The family charged very little, if any, money and donated their singing to a number of causes, Timothy said.

“We never really charged much,” he said. “Momma was a very simple person. She didn’t want to charge. She wanted to give.”

“She never said ‘no,’” Naquin said. “We never said ‘no’ to people when they wanted us to sing.”


Wilma was also a talented cook. She ran La Trouvaille, an authentic Cajun restaurant in Chauvin from 1980 to 2005. It was an old Acadian house converted into a restaurant and a staple for locals and popular landmark for tourists.

“The tour buses would come and she hugged everyone,” Naquin said. “Every single person that ever came to the restaurant, she hugged them.”

Wilma didn’t do it for the money. She would only have one dish prepared for patrons featuring her traditional Cajun dishes.


“You wouldn’t go in there and order,” Timothy said. “It was just like going over to grandma’s house and eating on Sunday.”
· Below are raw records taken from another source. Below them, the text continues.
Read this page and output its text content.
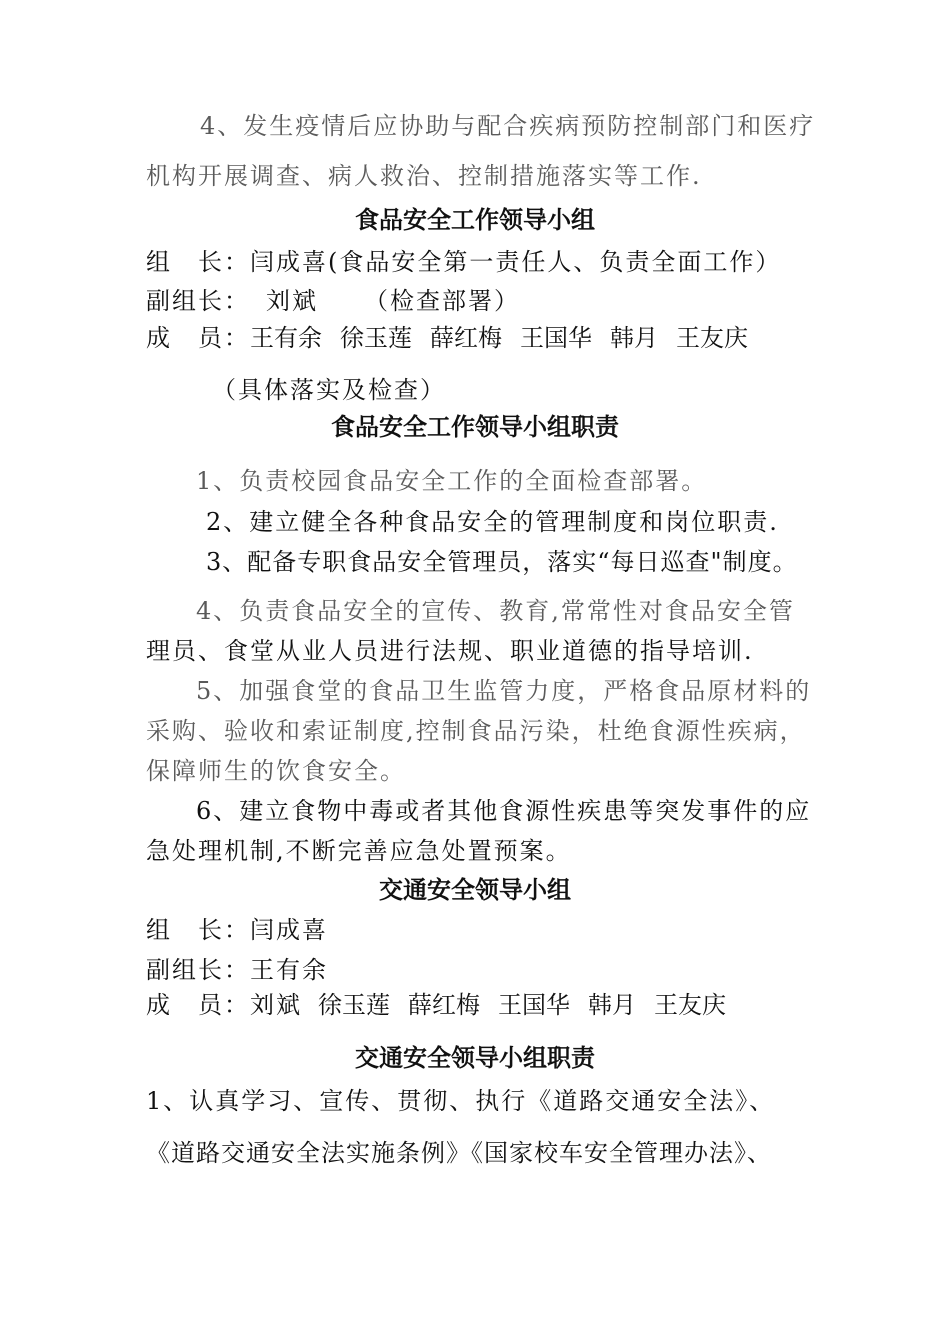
4、发生疫情后应协助与配合疾病预防控制部门和医疗
机构开展调查、病人救治、控制措施落实等工作.
食品安全工作领导小组
组　长：闫成喜(食品安全第一责任人、负责全面工作）
副组长： 刘斌 （检查部署）
成　员：王有余 徐玉莲 薛红梅 王国华 韩月 王友庆
（具体落实及检查）
食品安全工作领导小组职责
1、负责校园食品安全工作的全面检查部署。
2、建立健全各种食品安全的管理制度和岗位职责.
3、配备专职食品安全管理员，落实“每日巡查"制度。
4、负责食品安全的宣传、教育,常常性对食品安全管
理员、食堂从业人员进行法规、职业道德的指导培训.
5、加强食堂的食品卫生监管力度，严格食品原材料的
采购、验收和索证制度,控制食品污染，杜绝食源性疾病，
保障师生的饮食安全。
6、建立食物中毒或者其他食源性疾患等突发事件的应
急处理机制,不断完善应急处置预案。
交通安全领导小组
组　长：闫成喜
副组长：王有余
成　员：刘斌 徐玉莲 薛红梅 王国华 韩月 王友庆
交通安全领导小组职责
1、认真学习、宣传、贯彻、执行《道路交通安全法》、
《道路交通安全法实施条例》《国家校车安全管理办法》、
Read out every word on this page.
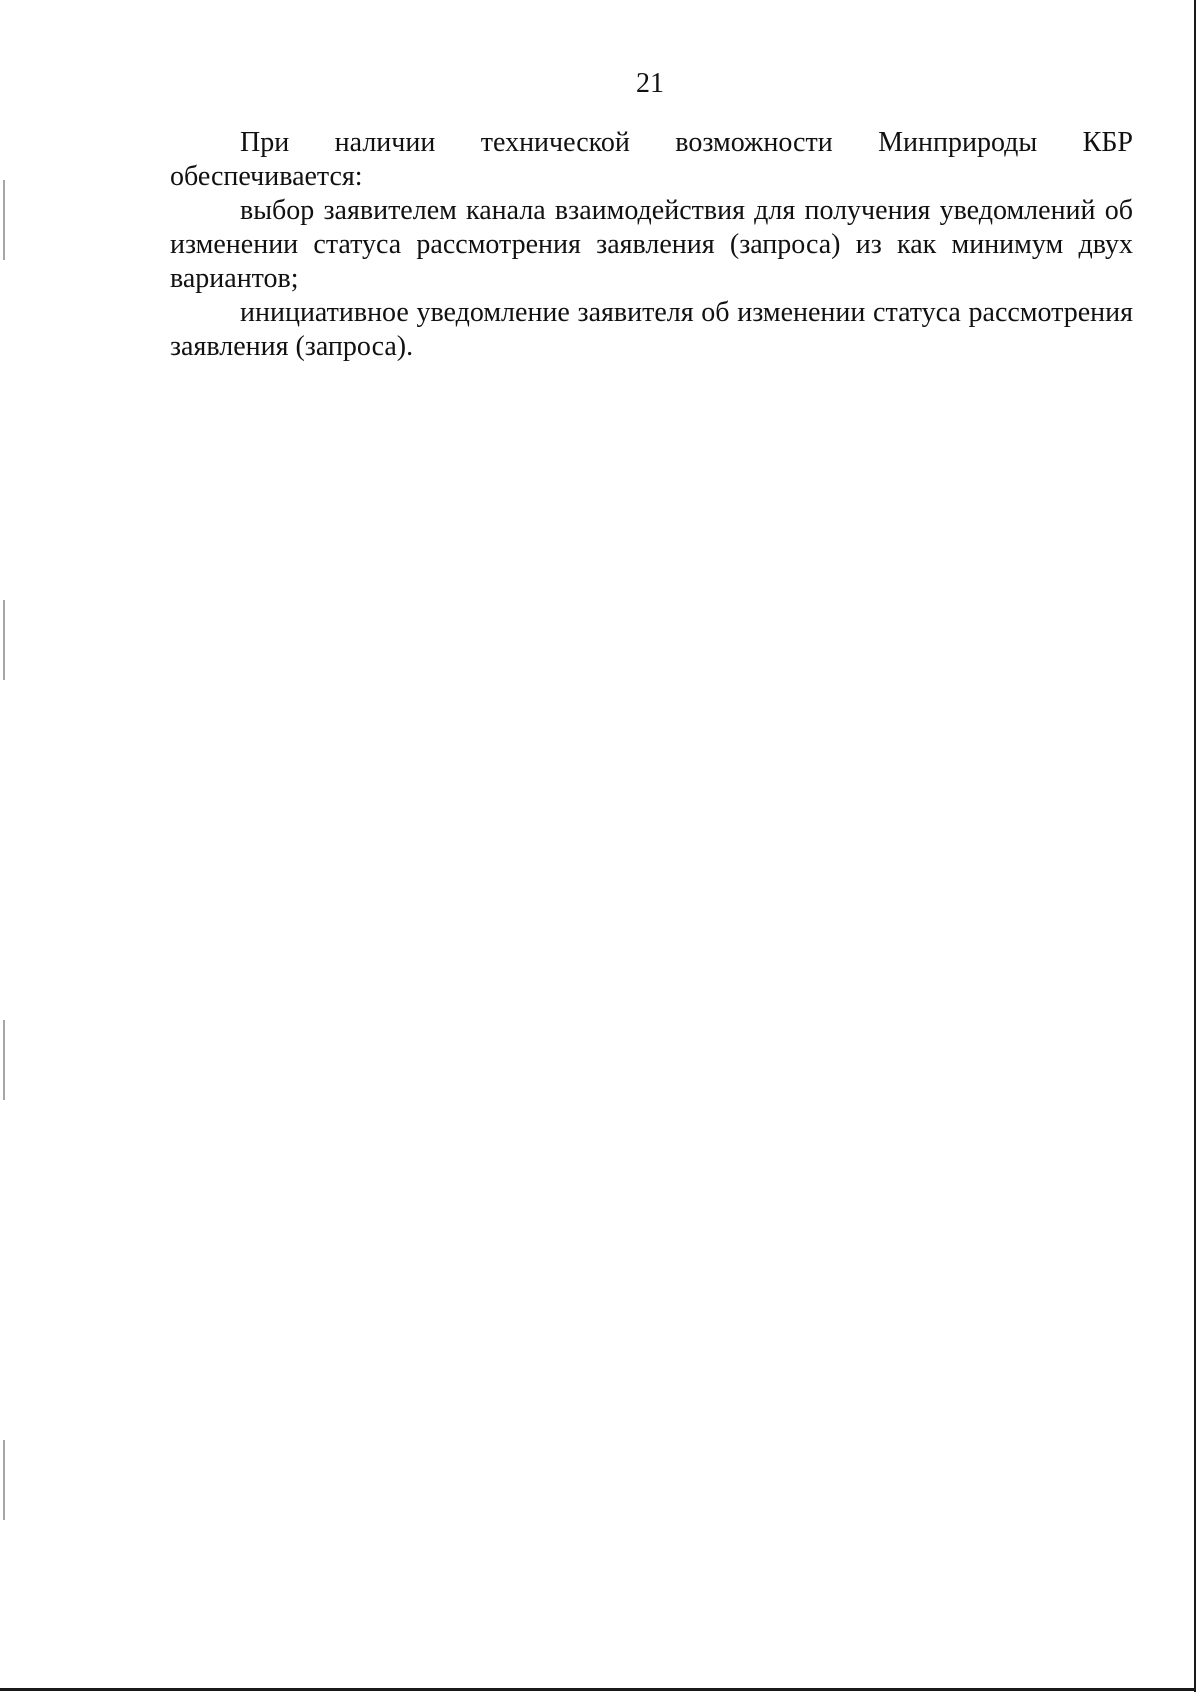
21

При наличии технической возможности Минприроды КБР обеспечивается:

выбор заявителем канала взаимодействия для получения уведомлений об изменении статуса рассмотрения заявления (запроса) из как минимум двух вариантов;

инициативное уведомление заявителя об изменении статуса рассмотрения заявления (запроса).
“We used the first Sunday of every month to invite the people of the community, or the people who wanted to meet the family or they’d hear us sing,” said Naquin. “That was a big deal; they wanted to hear us sing.”

Wilma was more than a kindhearted entertainer, though. She also had a sense of humor.


One day in the late 1950s or early 1960s, Wilma and “Papa” Gene received a letter in the mail from the IRS stating they owed back taxes.

“I don’t know how much money was owed and she’s not here to say how much money was owed, but I don’t think it was very much,” Sanders said.

“…and she wrote them back and told them that they could not afford to pay those back taxes,” Naquin chimed.


Wilma received a letter from the IRS in response asking if she had any collateral to settle the debt in the meantime. She responded that she did not have any collateral other than her children and that they can come and pick one, as a joke.

One day, a man in a grey suit and hat knocked.

“And she opened the door and he introduced himself and he said he was coming to pick the one that they would accept for the back taxes,” Naquin said.


The six oldest children had just gotten off the school bus at that moment.

”My brother John was having an appendicitis attack. The whole house was mayhem. And [the tax man] just tipped his hat…bid her good day and he left. And she never heard anything back from the IRS.”

Wilma Dusenbery was born in Houma on Nov. 6, 1929. She passed away on Sunday, Jan. 11, surrounded by her family and loved ones.


Wilma Dusenbery (at microphone) and her daughters perform for guests outside the LaTrouvaille, an authentic Cajun restaurant in Chauvin she operated from 1980 to 2005. “You wouldn’t go in there and order,” Timothy Dusenbery said. “It was just like going over to grandma’s house and eating on Sunday.